Research consistently links the number of adverse childhood experiences (ACEs), including exposure to maltreatment and household dysfunction, to increased risk of an array of adverse health and social outcomes. New Zealand (NZ) has a high prevalence of ACEs; half of the adult population reported at least one ACE and 20% reported at least three. Māori and Pacific children and those living in more deprived areas are disproportionately adversely affected. However, limited research exists about ACEs and the role of resiliency factors such as Positive Childhood Experiences (PCEs) in mitigating social and health risks in the NZ context. This information is required to guide development of ACE-informed services addressing the effects of early adversity.

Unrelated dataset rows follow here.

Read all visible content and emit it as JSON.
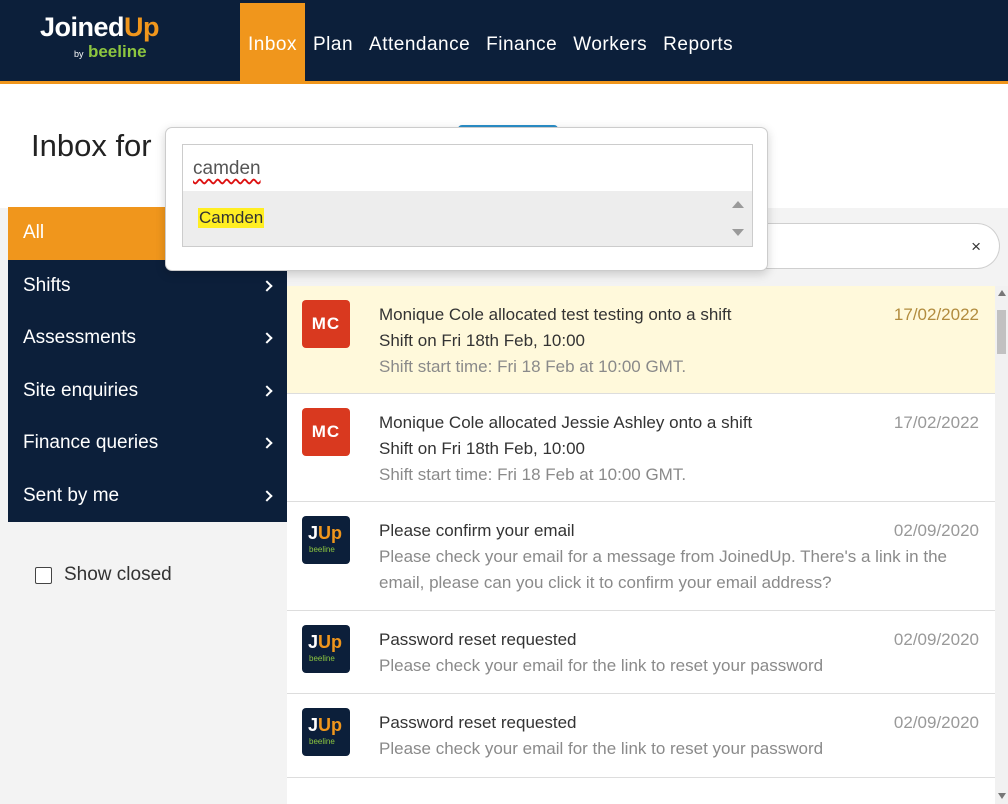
{
  "brand": {
    "name_a": "Joined",
    "name_b": "Up",
    "by": "by",
    "partner": "beeline"
  },
  "nav": [
    {
      "label": "Inbox",
      "active": true
    },
    {
      "label": "Plan"
    },
    {
      "label": "Attendance"
    },
    {
      "label": "Finance"
    },
    {
      "label": "Workers"
    },
    {
      "label": "Reports"
    }
  ],
  "page": {
    "title": "Inbox for"
  },
  "sidebar": {
    "items": [
      {
        "label": "All",
        "active": true
      },
      {
        "label": "Shifts"
      },
      {
        "label": "Assessments"
      },
      {
        "label": "Site enquiries"
      },
      {
        "label": "Finance queries"
      },
      {
        "label": "Sent by me"
      }
    ],
    "show_closed_label": "Show closed"
  },
  "search": {
    "clear_symbol": "×"
  },
  "dropdown": {
    "input_value": "camden",
    "options": [
      "Camden"
    ]
  },
  "messages": [
    {
      "avatar": "MC",
      "title": "Monique Cole allocated test testing onto a shift",
      "line": "Shift on Fri 18th Feb, 10:00",
      "body": "Shift start time: Fri 18 Feb at 10:00 GMT.",
      "date": "17/02/2022",
      "highlight": true
    },
    {
      "avatar": "MC",
      "title": "Monique Cole allocated Jessie Ashley onto a shift",
      "line": "Shift on Fri 18th Feb, 10:00",
      "body": "Shift start time: Fri 18 Feb at 10:00 GMT.",
      "date": "17/02/2022"
    },
    {
      "avatar_logo": {
        "a": "J",
        "b": "Up",
        "sub": "beeline"
      },
      "title": "Please confirm your email",
      "body": "Please check your email for a message from JoinedUp. There's a link in the email, please can you click it to confirm your email address?",
      "date": "02/09/2020"
    },
    {
      "avatar_logo": {
        "a": "J",
        "b": "Up",
        "sub": "beeline"
      },
      "title": "Password reset requested",
      "body": "Please check your email for the link to reset your password",
      "date": "02/09/2020"
    },
    {
      "avatar_logo": {
        "a": "J",
        "b": "Up",
        "sub": "beeline"
      },
      "title": "Password reset requested",
      "body": "Please check your email for the link to reset your password",
      "date": "02/09/2020"
    }
  ],
  "colors": {
    "navy": "#0c1f3a",
    "orange": "#f0961c",
    "red": "#d9391f",
    "green": "#8dc63f"
  }
}
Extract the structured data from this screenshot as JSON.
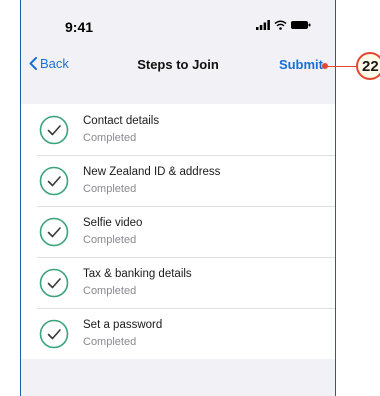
{
  "status_bar": {
    "time": "9:41",
    "icons": [
      "signal-icon",
      "wifi-icon",
      "battery-icon"
    ]
  },
  "nav": {
    "back_label": "Back",
    "title": "Steps to Join",
    "submit_label": "Submit"
  },
  "steps": [
    {
      "title": "Contact details",
      "status": "Completed"
    },
    {
      "title": "New Zealand ID & address",
      "status": "Completed"
    },
    {
      "title": "Selfie video",
      "status": "Completed"
    },
    {
      "title": "Tax & banking details",
      "status": "Completed"
    },
    {
      "title": "Set a password",
      "status": "Completed"
    }
  ],
  "annotation": {
    "number": "22"
  },
  "colors": {
    "accent": "#1a6fd6",
    "check_green": "#3aa37a",
    "callout": "#e4472e"
  }
}
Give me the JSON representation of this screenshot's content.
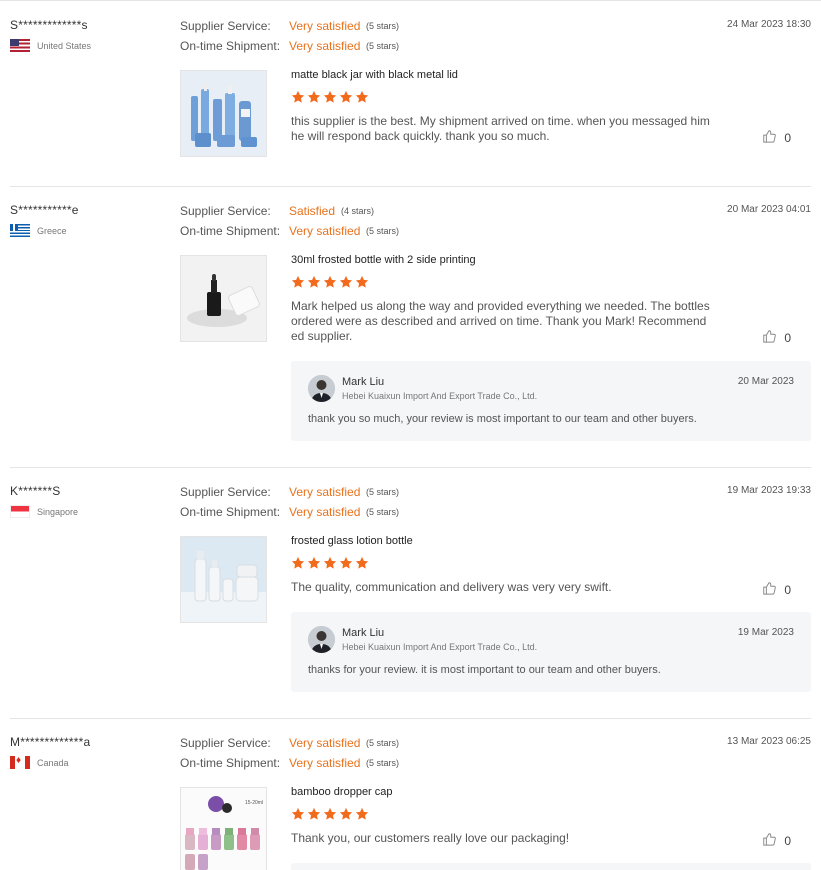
{
  "labels": {
    "supplier_service": "Supplier Service:",
    "ontime_shipment": "On-time Shipment:"
  },
  "star_color": "#f26b1d",
  "reviews": [
    {
      "user": "S*************s",
      "country": "United States",
      "flag": "us-flag",
      "date": "24 Mar 2023 18:30",
      "supplier_service": {
        "value": "Very satisfied",
        "stars_text": "(5 stars)",
        "stars": 5
      },
      "shipment": {
        "value": "Very satisfied",
        "stars_text": "(5 stars)",
        "stars": 5
      },
      "product": "matte black jar with black metal lid",
      "rating": 5,
      "text": "this supplier is the best. My shipment arrived on time. when you messaged him he will respond back quickly. thank you so much.",
      "likes": "0"
    },
    {
      "user": "S***********e",
      "country": "Greece",
      "flag": "greece-flag",
      "date": "20 Mar 2023 04:01",
      "supplier_service": {
        "value": "Satisfied",
        "stars_text": "(4 stars)",
        "stars": 4
      },
      "shipment": {
        "value": "Very satisfied",
        "stars_text": "(5 stars)",
        "stars": 5
      },
      "product": "30ml frosted bottle with 2 side printing",
      "rating": 5,
      "text": "Mark helped us along the way and provided everything we needed. The bottles ordered were as described and arrived on time. Thank you Mark! Recommended supplier.",
      "likes": "0",
      "reply": {
        "name": "Mark Liu",
        "company": "Hebei Kuaixun Import And Export Trade Co., Ltd.",
        "date": "20 Mar 2023",
        "text": "thank you so much, your review is most important to our team and other buyers."
      }
    },
    {
      "user": "K*******S",
      "country": "Singapore",
      "flag": "singapore-flag",
      "date": "19 Mar 2023 19:33",
      "supplier_service": {
        "value": "Very satisfied",
        "stars_text": "(5 stars)",
        "stars": 5
      },
      "shipment": {
        "value": "Very satisfied",
        "stars_text": "(5 stars)",
        "stars": 5
      },
      "product": "frosted glass lotion bottle",
      "rating": 5,
      "text": "The quality, communication and delivery was very very swift.",
      "likes": "0",
      "reply": {
        "name": "Mark Liu",
        "company": "Hebei Kuaixun Import And Export Trade Co., Ltd.",
        "date": "19 Mar 2023",
        "text": "thanks for your review. it is most important to our team and other buyers."
      }
    },
    {
      "user": "M*************a",
      "country": "Canada",
      "flag": "canada-flag",
      "date": "13 Mar 2023 06:25",
      "supplier_service": {
        "value": "Very satisfied",
        "stars_text": "(5 stars)",
        "stars": 5
      },
      "shipment": {
        "value": "Very satisfied",
        "stars_text": "(5 stars)",
        "stars": 5
      },
      "product": "bamboo dropper cap",
      "rating": 5,
      "text": "Thank you, our customers really love our packaging!",
      "likes": "0",
      "thumb_label": "15-20ml"
    }
  ]
}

By drawing on GUiNZ datasets and the expertise of our collaborators, we will:
a) Develop ACEs and PCEs indexes
b) Describe the distribution of ACEs and PCEs among NZ school-aged children and across ethnic and socioeconomic sub-populations
c) Explore the individual, clustering, and cumulative effects of ACEs on body size trajectories and the development of obesity
d) Explore the potential for PCEs to protect against and offset effects of ACEs manifesting as unhealthy weight.
This research will support the Government’s commitment to reducing child health inequities and provide evidence for policy development to lift child wellbeing. At the individual and whānau level, this research will inform social and community services of the impact of positive and adverse childhood experiences, and work to support safe and nurturing family environments for all New Zealand children.